The paper says the former prime minister’s admission exposed his inability to navigate the complexities of national politics independently.


May 9, 2022

ISLAMABAD – FURTIVE whispers about who was really behind the political engineering of these past few years have just been confirmed. One of the reasons given by former prime minister Imran Khan for why he wanted to retain Lt Gen Faiz Hameed as DG ISI has inadvertently brought to light one of the traditional roles played by the security establishment in the ‘management’ of domestic politics.

During a recent podcast, the ousted prime minister stated that he had wanted Gen Faiz to continue as spy chief because he was aware that his political rivals were planning to topple his government, and he wanted the former spymaster to act as the government’s “eyes and ears” as their plot played out.

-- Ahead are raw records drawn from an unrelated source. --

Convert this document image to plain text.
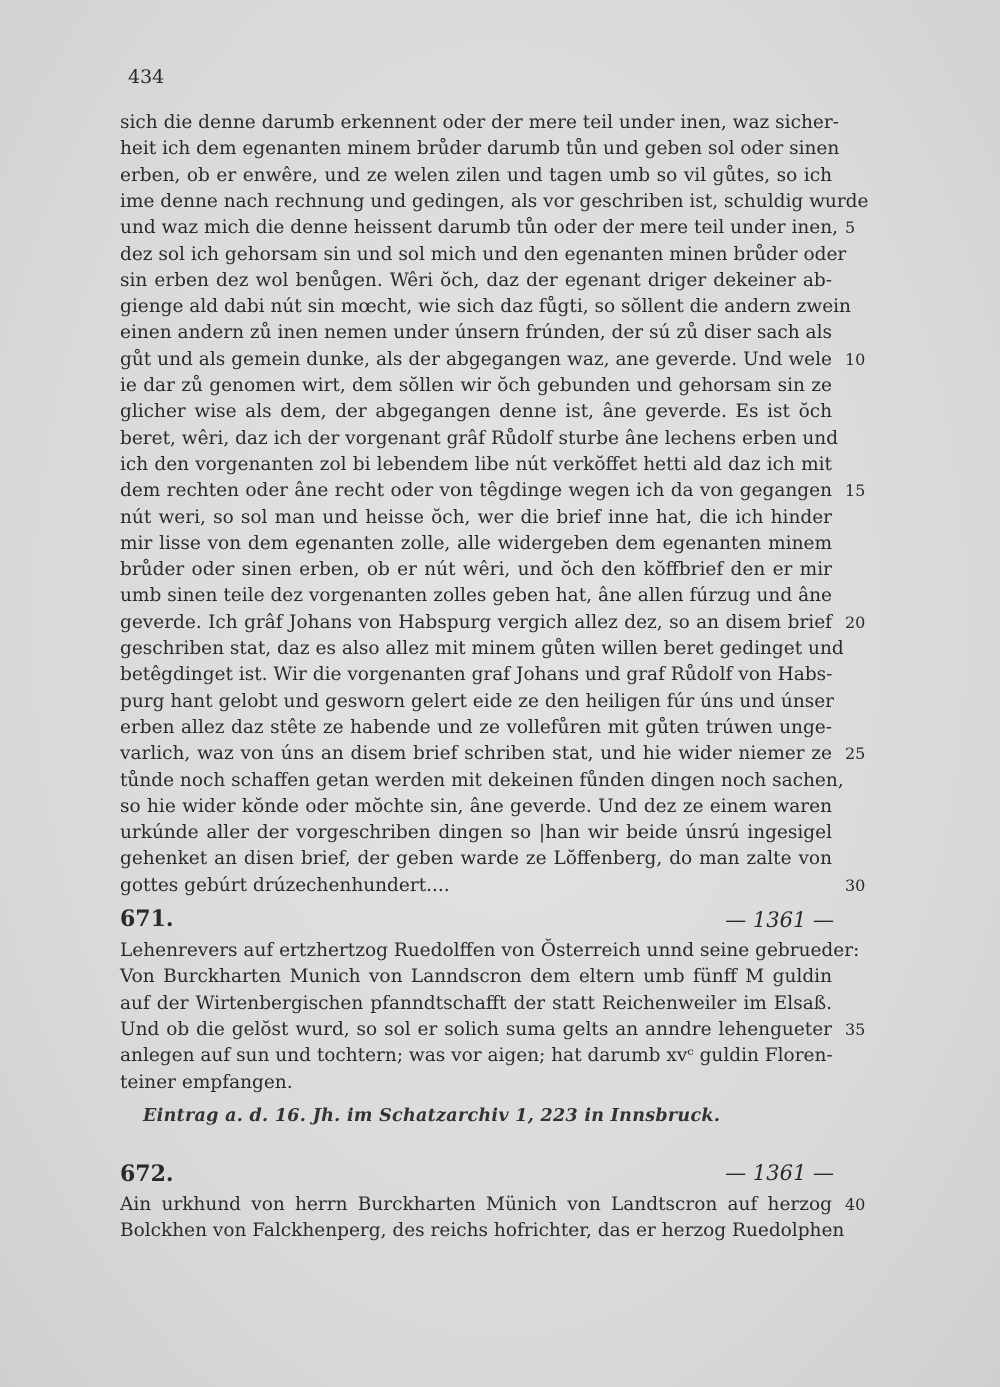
434
sich die denne darumb erkennent oder der mere teil under inen, waz sicher-
heit ich dem egenanten minem brůder darumb tůn und geben sol oder sinen
erben, ob er enwêre, und ze welen zilen und tagen umb so vil gůtes, so ich
ime denne nach rechnung und gedingen, als vor geschriben ist, schuldig wurde
und waz mich die denne heissent darumb tůn oder der mere teil under inen,
dez sol ich gehorsam sin und sol mich und den egenanten minen brůder oder
sin erben dez wol benůgen. Wêri ŏch, daz der egenant driger dekeiner ab-
gienge ald dabi nút sin mœcht, wie sich daz fůgti, so sŏllent die andern zwein
einen andern zů inen nemen under únsern frúnden, der sú zů diser sach als
gůt und als gemein dunke, als der abgegangen waz, ane geverde. Und wele
ie dar zů genomen wirt, dem sŏllen wir ŏch gebunden und gehorsam sin ze
glicher wise als dem, der abgegangen denne ist, âne geverde. Es ist ŏch
beret, wêri, daz ich der vorgenant grâf Růdolf sturbe âne lechens erben und
ich den vorgenanten zol bi lebendem libe nút verkŏffet hetti ald daz ich mit
dem rechten oder âne recht oder von têgdinge wegen ich da von gegangen
nút weri, so sol man und heisse ŏch, wer die brief inne hat, die ich hinder
mir lisse von dem egenanten zolle, alle widergeben dem egenanten minem
brůder oder sinen erben, ob er nút wêri, und ŏch den kŏffbrief den er mir
umb sinen teile dez vorgenanten zolles geben hat, âne allen fúrzug und âne
geverde. Ich grâf Johans von Habspurg vergich allez dez, so an disem brief
geschriben stat, daz es also allez mit minem gůten willen beret gedinget und
betêgdinget ist. Wir die vorgenanten graf Johans und graf Růdolf von Habs-
purg hant gelobt und gesworn gelert eide ze den heiligen fúr úns und únser
erben allez daz stête ze habende und ze vollefůren mit gůten trúwen unge-
varlich, waz von úns an disem brief schriben stat, und hie wider niemer ze
tůnde noch schaffen getan werden mit dekeinen fůnden dingen noch sachen,
so hie wider kŏnde oder mŏchte sin, âne geverde. Und dez ze einem waren
urkúnde aller der vorgeschriben dingen so |han wir beide únsrú ingesigel
gehenket an disen brief, der geben warde ze Lŏffenberg, do man zalte von
gottes gebúrt drúzechenhundert....
5
10
15
20
25
30
671.	— 1361 —
Lehenrevers auf ertzhertzog Ruedolffen von Ŏsterreich unnd seine gebrueder:
Von Burckharten Munich von Lanndscron dem eltern umb fünff M guldin
auf der Wirtenbergischen pfanndtschafft der statt Reichenweiler im Elsaß.
Und ob die gelŏst wurd, so sol er solich suma gelts an anndre lehengueter
anlegen auf sun und tochtern; was vor aigen; hat darumb xvᶜ guldin Floren-
teiner empfangen.
35
Eintrag a. d. 16. Jh. im Schatzarchiv 1, 223 in Innsbruck.
672.	— 1361 —
Ain urkhund von herrn Burckharten Münich von Landtscron auf herzog
Bolckhen von Falckhenperg, des reichs hofrichter, das er herzog Ruedolphen
40
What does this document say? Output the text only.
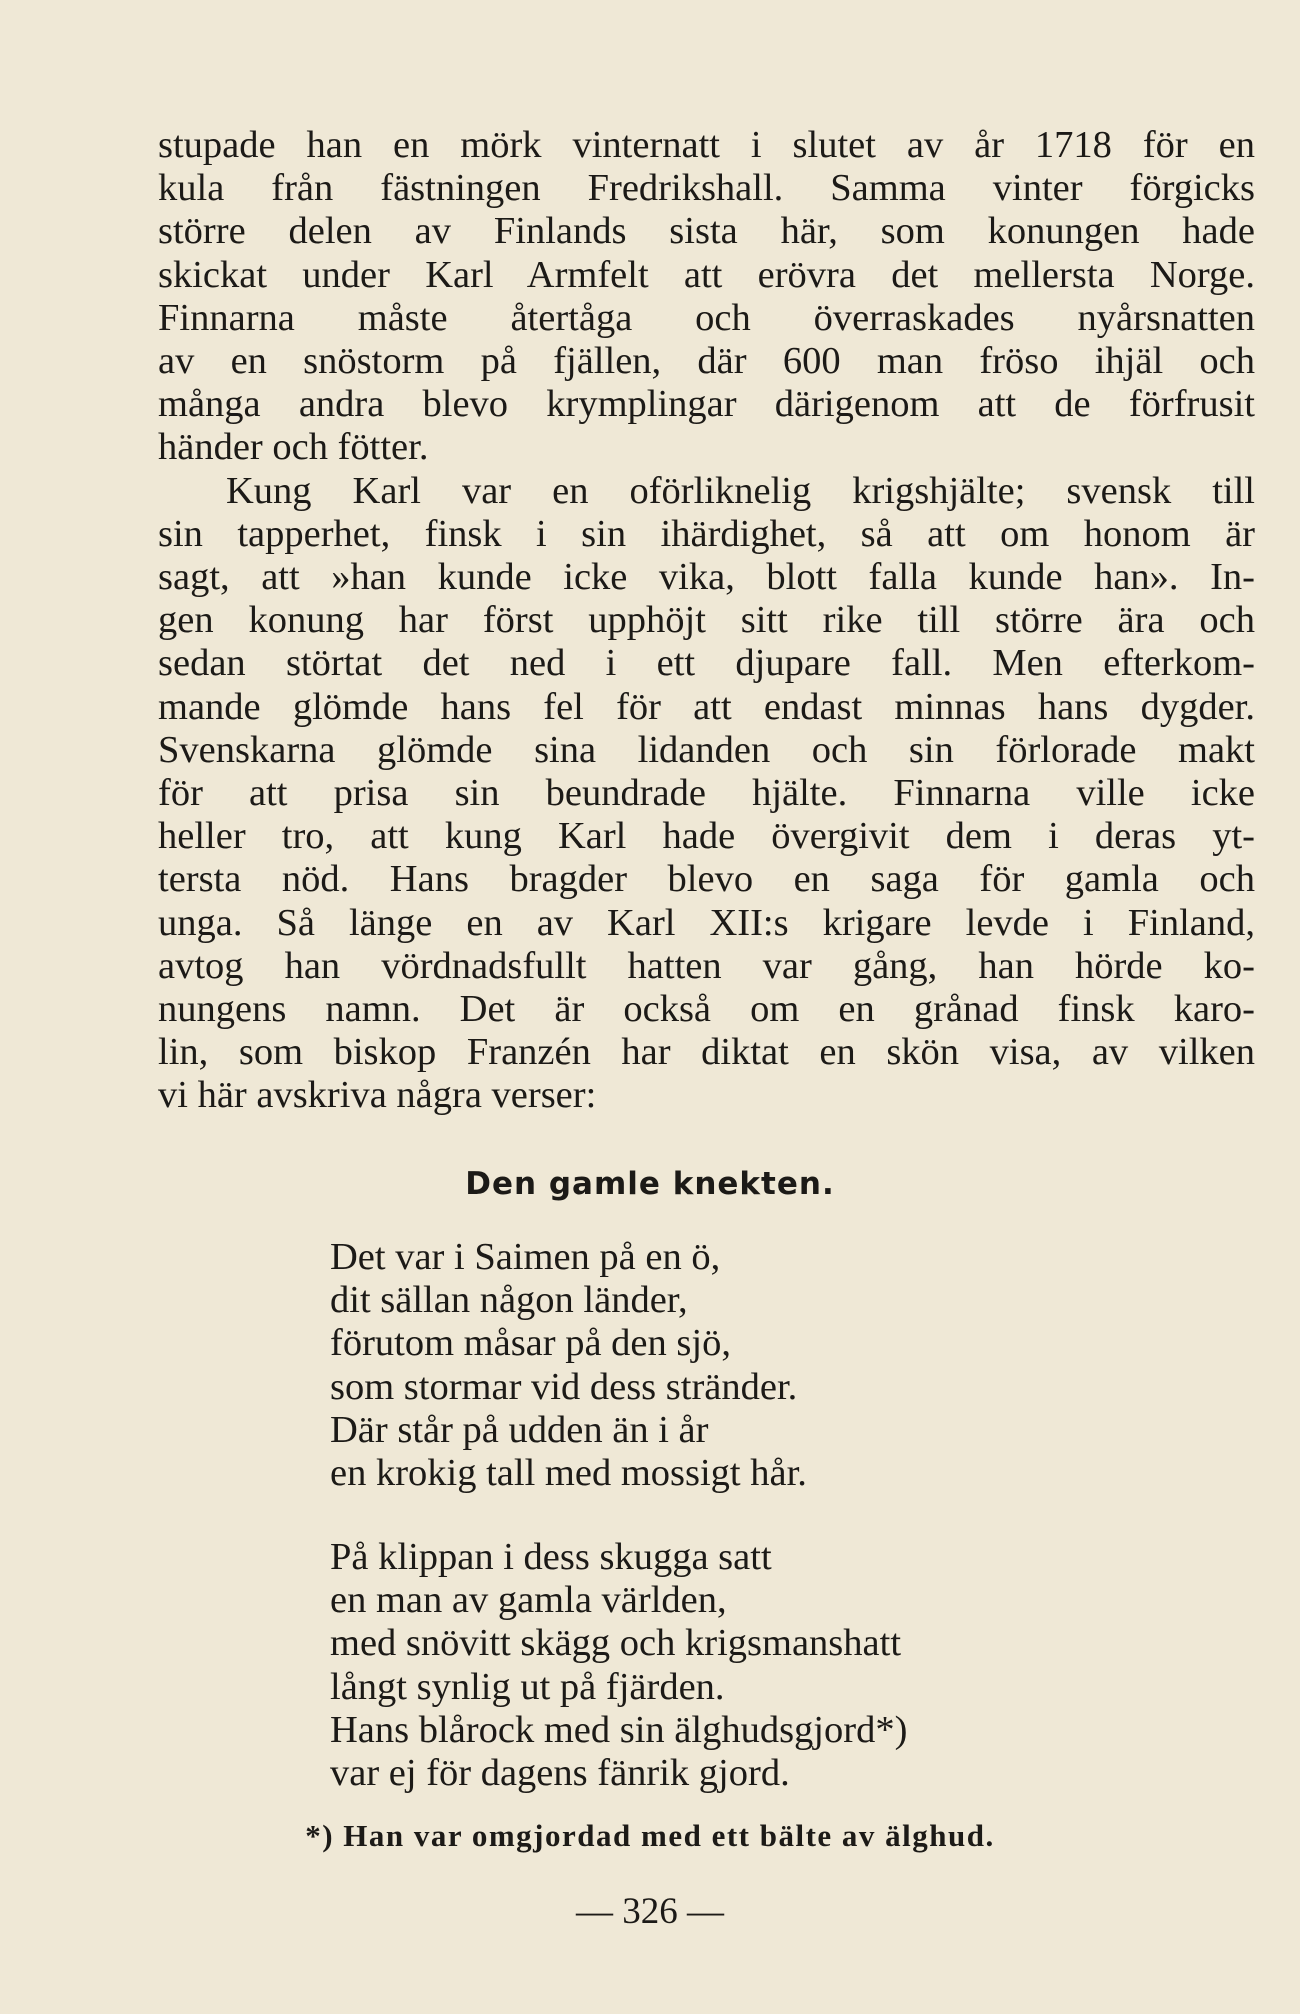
stupade han en mörk vinternatt i slutet av år 1718 för en
kula från fästningen Fredrikshall. Samma vinter förgicks
större delen av Finlands sista här, som konungen hade
skickat under Karl Armfelt att erövra det mellersta Norge.
Finnarna måste återtåga och överraskades nyårsnatten
av en snöstorm på fjällen, där 600 man fröso ihjäl och
många andra blevo krymplingar därigenom att de förfrusit
händer och fötter.
Kung Karl var en oförliknelig krigshjälte; svensk till
sin tapperhet, finsk i sin ihärdighet, så att om honom är
sagt, att »han kunde icke vika, blott falla kunde han». In-
gen konung har först upphöjt sitt rike till större ära och
sedan störtat det ned i ett djupare fall. Men efterkom-
mande glömde hans fel för att endast minnas hans dygder.
Svenskarna glömde sina lidanden och sin förlorade makt
för att prisa sin beundrade hjälte. Finnarna ville icke
heller tro, att kung Karl hade övergivit dem i deras yt-
tersta nöd. Hans bragder blevo en saga för gamla och
unga. Så länge en av Karl XII:s krigare levde i Finland,
avtog han vördnadsfullt hatten var gång, han hörde ko-
nungens namn. Det är också om en grånad finsk karo-
lin, som biskop Franzén har diktat en skön visa, av vilken
vi här avskriva några verser:
Den gamle knekten.
Det var i Saimen på en ö,
dit sällan någon länder,
förutom måsar på den sjö,
som stormar vid dess stränder.
Där står på udden än i år
en krokig tall med mossigt hår.
På klippan i dess skugga satt
en man av gamla världen,
med snövitt skägg och krigsmanshatt
långt synlig ut på fjärden.
Hans blårock med sin älghudsgjord*)
var ej för dagens fänrik gjord.
*) Han var omgjordad med ett bälte av älghud.
— 326 —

The candid admission exposed Mr Khan’s inability to navigate the complexities of national politics independently, while also shedding light on the mechanics of the ‘partnership’ under which the last administration — often derisively described as a ‘hybrid regime’ — had been functioning. To be fair to Mr Khan, he is not the first or the last prime minister to have hoped to use the intelligence apparatus against his political rivals. However, with his remarks, the former prime minister has now himself suggested that his government survived as long as it did thanks to the support of powerful, non-political forces.

This was not the only own goal by Mr Khan during the podcast: his acknowledgement that he had been aware of the then opposition’s plans to overthrow him since July of last year and subsequent plan to use the ISI chief to counter the move give the lie to his more recent claims about the circumstances of his ouster.

Rationalists should ask why he insists he was ousted through an ‘international conspiracy’ — which he first spoke of only in March 2022, when his departure seemed inevitable — when apparently he had been aware for months of the opposition’s plans and had been hoping to tackle them with the help of his old spy chief.

The logic of the ‘conspiracy theory’ gets fuzzier the more Mr Khan speaks on the topic. Is he suggesting that he was denied the support of the country’s spy chief in the midst of a foreign conspiracy? Is it not more reasonable to understand from his remarks that Mr Khan failed to keep his government despite having months of notice, likely because he failed to counter the opposition in the absence of support from powerful quarters?

Meanwhile, the former prime minister’s admissions would have left the establishment red-faced. After many solemn press conferences in which it was insisted that the military had no interest in interfering in the political domain, a former prime minister has just confirmed that it was not so. How are we to know just how ‘apolitical’ they have really been in the events that have transpired of late then?